Auch der deutsche Nationalspieler wunderte sich später über die halbleere Arena, die lange träge gewirkt hatte. »Es ist schwer, so eine große Halle voll zu bekommen. Vielleicht lag es daran, dass das Spiel an einem Dienstag um 20.30 Uhr angepfiffen wurde.

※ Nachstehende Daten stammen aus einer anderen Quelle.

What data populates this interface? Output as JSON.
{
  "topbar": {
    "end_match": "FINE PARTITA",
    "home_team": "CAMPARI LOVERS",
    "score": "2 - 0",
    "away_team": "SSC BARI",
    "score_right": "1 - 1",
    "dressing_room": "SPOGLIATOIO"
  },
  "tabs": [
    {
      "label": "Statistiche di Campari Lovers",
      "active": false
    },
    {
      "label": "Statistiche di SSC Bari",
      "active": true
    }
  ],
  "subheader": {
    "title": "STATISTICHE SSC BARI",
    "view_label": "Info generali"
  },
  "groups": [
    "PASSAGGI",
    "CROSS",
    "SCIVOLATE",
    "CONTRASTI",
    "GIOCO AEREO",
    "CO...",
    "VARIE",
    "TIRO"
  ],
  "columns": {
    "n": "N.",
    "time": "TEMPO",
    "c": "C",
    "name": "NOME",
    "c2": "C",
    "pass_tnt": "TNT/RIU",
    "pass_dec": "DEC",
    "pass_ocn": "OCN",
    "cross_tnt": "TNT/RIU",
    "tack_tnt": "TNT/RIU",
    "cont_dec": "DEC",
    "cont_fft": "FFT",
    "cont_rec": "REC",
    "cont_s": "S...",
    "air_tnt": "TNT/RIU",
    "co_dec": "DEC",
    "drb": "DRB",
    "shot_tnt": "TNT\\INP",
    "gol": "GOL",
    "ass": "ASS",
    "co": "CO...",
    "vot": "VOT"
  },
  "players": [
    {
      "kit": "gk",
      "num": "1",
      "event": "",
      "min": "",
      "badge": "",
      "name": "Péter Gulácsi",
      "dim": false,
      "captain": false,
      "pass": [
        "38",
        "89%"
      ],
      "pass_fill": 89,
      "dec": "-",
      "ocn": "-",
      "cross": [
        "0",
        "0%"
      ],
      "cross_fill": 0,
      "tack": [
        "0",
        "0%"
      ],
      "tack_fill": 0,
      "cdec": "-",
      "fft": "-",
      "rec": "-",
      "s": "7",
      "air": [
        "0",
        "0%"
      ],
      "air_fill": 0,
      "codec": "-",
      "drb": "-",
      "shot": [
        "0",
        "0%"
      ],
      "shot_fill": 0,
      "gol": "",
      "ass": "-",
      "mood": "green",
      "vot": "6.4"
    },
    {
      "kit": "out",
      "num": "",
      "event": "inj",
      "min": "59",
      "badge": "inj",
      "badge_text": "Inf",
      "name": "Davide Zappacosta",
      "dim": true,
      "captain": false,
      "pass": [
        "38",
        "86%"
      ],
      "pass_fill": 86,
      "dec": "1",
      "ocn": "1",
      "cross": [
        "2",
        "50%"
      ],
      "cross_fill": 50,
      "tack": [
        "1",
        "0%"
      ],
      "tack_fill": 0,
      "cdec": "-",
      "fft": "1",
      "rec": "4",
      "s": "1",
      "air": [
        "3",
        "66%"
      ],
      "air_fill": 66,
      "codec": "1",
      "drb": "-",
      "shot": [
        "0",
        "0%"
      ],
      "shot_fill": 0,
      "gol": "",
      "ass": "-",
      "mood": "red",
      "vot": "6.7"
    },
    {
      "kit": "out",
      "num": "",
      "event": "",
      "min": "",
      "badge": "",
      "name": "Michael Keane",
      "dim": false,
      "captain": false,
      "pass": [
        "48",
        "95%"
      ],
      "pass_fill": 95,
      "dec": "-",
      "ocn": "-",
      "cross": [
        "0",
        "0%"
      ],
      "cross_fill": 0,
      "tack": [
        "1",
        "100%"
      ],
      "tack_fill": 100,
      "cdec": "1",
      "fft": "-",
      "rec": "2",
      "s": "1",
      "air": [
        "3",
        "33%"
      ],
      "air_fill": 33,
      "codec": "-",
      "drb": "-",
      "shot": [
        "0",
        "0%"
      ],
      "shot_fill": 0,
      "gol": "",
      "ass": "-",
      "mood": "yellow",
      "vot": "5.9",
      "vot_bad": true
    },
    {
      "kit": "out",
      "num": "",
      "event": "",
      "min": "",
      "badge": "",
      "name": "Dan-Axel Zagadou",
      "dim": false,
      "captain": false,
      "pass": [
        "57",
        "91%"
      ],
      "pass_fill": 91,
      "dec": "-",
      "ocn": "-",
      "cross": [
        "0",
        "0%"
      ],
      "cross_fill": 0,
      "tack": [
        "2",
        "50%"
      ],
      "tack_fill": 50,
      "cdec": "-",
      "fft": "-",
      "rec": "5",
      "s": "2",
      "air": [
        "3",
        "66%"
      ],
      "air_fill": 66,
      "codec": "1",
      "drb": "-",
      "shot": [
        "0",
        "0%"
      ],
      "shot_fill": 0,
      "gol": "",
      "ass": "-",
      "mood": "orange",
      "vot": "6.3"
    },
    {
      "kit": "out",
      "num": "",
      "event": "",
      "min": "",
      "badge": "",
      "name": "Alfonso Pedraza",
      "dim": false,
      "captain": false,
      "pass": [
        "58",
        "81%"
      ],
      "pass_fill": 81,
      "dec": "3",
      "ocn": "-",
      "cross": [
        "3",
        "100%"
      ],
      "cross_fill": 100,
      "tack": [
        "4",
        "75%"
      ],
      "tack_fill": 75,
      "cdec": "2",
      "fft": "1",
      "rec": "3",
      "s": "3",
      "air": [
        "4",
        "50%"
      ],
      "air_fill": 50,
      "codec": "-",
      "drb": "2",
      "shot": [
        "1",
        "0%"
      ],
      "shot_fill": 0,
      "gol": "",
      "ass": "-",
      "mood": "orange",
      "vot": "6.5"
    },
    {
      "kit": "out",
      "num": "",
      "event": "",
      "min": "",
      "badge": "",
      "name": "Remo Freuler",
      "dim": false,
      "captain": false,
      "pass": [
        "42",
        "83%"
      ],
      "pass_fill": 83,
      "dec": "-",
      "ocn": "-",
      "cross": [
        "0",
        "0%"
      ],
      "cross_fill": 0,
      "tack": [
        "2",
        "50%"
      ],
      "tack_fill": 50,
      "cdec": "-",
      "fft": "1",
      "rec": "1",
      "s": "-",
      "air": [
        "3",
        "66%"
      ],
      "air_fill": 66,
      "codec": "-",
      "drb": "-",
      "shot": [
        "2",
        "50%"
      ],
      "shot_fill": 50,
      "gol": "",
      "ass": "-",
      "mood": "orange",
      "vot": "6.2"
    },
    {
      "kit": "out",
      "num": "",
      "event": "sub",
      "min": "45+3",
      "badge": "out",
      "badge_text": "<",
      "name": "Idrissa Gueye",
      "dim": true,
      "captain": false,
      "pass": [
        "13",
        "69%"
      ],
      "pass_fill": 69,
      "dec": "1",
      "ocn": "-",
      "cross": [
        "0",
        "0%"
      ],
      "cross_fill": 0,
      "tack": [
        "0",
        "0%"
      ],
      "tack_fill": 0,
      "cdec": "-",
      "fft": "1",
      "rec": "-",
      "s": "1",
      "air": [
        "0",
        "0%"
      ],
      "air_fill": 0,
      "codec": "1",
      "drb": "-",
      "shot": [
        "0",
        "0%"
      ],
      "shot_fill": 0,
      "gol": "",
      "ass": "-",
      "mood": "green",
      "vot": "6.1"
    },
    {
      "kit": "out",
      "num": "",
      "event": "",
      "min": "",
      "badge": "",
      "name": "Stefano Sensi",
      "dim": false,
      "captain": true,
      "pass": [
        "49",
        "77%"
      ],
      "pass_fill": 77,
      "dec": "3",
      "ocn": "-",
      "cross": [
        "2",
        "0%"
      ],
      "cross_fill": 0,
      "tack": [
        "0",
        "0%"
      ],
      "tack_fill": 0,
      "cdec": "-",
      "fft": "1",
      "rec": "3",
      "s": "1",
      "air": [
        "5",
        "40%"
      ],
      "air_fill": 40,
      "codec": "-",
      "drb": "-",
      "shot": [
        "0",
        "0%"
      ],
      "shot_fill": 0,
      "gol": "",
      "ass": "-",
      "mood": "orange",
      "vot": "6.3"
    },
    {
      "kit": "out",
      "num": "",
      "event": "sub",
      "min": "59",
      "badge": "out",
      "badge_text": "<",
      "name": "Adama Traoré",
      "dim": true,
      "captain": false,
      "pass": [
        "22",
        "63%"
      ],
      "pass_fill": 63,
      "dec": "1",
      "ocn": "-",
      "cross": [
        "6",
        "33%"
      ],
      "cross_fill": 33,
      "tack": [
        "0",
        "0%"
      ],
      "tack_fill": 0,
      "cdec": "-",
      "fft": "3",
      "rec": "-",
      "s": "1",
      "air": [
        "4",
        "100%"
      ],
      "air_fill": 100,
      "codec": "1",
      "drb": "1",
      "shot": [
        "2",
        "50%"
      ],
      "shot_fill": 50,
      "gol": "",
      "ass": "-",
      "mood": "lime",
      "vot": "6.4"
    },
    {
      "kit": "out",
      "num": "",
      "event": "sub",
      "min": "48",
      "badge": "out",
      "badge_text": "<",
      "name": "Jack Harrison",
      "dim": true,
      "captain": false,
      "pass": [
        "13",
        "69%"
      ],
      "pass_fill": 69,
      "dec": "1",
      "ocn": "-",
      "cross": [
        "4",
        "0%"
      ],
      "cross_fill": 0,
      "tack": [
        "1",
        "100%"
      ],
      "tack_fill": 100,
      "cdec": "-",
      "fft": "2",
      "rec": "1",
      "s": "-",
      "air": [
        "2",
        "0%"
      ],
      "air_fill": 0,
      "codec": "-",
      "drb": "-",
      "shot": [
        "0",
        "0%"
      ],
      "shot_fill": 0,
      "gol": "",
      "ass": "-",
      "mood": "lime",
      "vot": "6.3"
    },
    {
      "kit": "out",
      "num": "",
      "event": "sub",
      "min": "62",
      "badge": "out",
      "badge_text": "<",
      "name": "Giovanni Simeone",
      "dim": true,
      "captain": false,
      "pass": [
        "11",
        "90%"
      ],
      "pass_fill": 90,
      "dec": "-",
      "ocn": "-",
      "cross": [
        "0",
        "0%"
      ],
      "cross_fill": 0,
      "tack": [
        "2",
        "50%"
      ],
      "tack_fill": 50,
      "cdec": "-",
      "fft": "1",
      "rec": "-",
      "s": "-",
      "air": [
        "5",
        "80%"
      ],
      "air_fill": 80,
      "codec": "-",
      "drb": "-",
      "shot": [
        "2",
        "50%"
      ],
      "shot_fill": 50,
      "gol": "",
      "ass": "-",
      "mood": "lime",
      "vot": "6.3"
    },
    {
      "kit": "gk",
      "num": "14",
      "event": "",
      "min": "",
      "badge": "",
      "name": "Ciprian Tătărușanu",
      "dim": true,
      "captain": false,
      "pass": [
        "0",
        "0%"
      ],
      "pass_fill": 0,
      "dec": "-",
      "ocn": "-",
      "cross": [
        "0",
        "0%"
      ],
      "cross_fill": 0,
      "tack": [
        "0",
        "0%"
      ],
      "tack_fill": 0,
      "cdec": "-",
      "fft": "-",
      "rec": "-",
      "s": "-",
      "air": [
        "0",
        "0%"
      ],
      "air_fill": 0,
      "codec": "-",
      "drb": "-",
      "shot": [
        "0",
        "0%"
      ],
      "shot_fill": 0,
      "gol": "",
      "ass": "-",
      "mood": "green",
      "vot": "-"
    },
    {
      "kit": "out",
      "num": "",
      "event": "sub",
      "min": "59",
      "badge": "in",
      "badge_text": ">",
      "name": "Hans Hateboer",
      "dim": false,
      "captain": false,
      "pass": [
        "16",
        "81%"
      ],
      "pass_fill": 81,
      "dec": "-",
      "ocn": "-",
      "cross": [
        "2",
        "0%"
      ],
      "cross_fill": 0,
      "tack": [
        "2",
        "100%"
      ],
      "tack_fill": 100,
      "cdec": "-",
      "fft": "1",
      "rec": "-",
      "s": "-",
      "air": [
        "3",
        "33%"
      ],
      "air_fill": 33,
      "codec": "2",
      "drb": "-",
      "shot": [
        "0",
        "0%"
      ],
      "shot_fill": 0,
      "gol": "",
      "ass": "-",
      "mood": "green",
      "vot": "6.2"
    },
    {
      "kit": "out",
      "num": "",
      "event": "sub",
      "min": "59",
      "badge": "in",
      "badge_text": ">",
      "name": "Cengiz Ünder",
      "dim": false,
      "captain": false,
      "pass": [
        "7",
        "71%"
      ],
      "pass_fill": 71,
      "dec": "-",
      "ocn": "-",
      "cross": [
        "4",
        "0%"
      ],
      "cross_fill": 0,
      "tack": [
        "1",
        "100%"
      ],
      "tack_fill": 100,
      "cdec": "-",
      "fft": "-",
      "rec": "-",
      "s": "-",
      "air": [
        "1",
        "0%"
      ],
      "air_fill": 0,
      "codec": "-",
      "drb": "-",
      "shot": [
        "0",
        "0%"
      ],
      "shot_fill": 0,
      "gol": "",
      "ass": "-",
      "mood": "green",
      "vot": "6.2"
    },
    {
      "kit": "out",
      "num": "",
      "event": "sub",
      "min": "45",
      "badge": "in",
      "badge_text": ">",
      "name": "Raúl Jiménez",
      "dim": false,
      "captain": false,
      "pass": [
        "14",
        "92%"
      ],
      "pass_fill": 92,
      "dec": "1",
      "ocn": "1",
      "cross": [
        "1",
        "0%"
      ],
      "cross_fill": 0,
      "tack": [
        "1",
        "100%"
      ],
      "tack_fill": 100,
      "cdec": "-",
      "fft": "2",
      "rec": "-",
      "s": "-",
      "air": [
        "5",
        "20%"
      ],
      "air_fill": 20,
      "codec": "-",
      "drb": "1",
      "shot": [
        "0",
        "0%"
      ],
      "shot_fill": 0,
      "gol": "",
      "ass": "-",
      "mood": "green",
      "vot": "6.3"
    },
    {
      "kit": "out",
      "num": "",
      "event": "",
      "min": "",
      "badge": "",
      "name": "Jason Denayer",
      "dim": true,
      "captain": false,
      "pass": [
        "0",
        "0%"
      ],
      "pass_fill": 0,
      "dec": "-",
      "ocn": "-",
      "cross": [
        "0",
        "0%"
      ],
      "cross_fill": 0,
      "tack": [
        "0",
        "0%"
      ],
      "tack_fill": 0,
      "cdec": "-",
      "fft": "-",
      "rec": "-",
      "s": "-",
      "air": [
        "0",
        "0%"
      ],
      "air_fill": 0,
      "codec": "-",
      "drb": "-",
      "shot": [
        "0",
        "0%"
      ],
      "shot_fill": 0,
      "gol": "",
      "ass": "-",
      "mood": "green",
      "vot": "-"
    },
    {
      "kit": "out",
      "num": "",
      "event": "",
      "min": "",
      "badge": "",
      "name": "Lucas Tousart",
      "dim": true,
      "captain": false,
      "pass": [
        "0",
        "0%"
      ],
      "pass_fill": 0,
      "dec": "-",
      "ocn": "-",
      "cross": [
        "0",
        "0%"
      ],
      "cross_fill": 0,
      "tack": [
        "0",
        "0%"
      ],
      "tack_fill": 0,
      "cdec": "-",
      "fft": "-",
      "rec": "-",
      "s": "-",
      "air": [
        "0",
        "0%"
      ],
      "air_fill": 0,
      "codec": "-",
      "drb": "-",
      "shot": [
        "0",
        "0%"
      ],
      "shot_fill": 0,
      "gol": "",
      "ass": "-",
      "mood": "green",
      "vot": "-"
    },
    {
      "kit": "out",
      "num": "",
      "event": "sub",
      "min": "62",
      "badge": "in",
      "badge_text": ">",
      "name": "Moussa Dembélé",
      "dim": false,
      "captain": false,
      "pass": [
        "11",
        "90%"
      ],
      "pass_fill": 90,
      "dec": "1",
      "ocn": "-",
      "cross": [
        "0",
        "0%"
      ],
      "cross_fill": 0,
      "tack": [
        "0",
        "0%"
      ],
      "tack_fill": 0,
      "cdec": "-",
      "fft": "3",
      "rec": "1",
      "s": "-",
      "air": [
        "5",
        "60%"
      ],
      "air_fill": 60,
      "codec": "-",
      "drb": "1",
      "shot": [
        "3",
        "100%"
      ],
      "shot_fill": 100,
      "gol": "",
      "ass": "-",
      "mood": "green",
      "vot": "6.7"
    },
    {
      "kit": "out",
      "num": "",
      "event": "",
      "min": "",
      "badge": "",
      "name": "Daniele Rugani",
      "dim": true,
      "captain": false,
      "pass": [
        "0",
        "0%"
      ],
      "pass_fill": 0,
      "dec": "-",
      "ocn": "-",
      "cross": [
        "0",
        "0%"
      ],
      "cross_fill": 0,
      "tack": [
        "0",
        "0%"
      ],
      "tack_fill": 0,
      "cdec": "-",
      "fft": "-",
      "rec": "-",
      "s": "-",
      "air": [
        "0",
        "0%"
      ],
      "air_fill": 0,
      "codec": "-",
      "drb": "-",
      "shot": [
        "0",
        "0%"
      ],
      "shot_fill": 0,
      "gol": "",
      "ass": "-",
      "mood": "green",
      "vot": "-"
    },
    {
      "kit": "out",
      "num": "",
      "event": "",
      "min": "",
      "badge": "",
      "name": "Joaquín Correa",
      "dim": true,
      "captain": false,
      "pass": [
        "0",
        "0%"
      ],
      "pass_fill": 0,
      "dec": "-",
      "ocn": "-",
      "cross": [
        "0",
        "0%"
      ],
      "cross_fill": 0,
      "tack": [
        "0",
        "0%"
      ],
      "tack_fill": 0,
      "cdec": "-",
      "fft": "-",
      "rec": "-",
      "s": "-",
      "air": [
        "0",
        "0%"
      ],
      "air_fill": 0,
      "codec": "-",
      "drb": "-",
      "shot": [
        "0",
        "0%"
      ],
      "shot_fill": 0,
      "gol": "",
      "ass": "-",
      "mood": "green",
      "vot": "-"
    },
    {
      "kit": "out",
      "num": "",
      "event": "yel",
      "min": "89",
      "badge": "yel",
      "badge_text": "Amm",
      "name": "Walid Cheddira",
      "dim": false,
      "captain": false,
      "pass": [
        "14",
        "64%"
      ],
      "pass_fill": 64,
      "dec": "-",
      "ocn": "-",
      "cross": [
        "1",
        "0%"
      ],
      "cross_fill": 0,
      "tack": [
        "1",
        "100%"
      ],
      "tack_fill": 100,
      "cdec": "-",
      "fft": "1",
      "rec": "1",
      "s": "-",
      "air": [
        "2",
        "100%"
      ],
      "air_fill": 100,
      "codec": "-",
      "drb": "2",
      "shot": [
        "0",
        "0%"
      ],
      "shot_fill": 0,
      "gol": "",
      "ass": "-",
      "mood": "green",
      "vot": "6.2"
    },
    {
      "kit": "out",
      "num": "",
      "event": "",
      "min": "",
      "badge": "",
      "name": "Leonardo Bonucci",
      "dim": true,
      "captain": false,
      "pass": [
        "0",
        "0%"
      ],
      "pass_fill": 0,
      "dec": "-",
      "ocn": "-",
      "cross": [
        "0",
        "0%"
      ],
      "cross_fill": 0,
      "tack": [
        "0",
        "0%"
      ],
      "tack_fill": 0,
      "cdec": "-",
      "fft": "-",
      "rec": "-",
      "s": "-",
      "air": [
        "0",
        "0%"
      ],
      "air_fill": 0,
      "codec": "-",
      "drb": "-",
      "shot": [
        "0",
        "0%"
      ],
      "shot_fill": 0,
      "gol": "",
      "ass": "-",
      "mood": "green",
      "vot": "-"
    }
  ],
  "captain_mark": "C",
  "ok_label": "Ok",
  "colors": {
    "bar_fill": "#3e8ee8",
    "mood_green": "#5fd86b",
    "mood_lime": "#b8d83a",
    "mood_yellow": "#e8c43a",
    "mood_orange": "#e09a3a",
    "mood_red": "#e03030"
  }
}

Das macht es für normale arbeitende Leute schwer herzukommen«, suchte er noch nach Ausreden für die Hauptstadt mit ihren gut 3,6 Millionen Einwohnern.
In absoluten Zahlen ist Alba immer noch BBL-Primus, bei der Auslastung findet sich Berlin mit nur 57 Prozent allerdings ganz am Ende der Liga wieder. Dabei zeigte das eigene Frauenteam zuletzt, wie eine neue Euphorie geweckt werden kann. Ganz ohne Stars – und ohne Logenplätze in einer alten Halle. Purer Basketball füllte hier alle Plätze. Auch wenn es nur knapp 2400 waren, war das vor Kurzem für deutsche Basketballerinnen noch undenkbar. In der großen Arena am Ostbahnhof müssen die VIP erst zum Aufstehen aufgefordert werden, in der kleinen stehen alle von alleine eine ganze Halbzeit lang.
Albas Klubführung will schon seit Jahren ob der steigenden Miete in der Multifunktions-Arena eine neue eigene Halle bauen. Doch dafür fehlt es noch an Unterstützung durch Politik und Sponsoren. Geld sitzt nun mal nicht locker, und selbst Alba kann ein solches Millionenprojekt nicht allein stemmen. Ein Standort ist auch noch nicht gefunden. Die aktuelle Tristesse in der Event-Halle am Ostbahnhof aber zeigt, dass die Zeit für einen Wandel gekommen ist.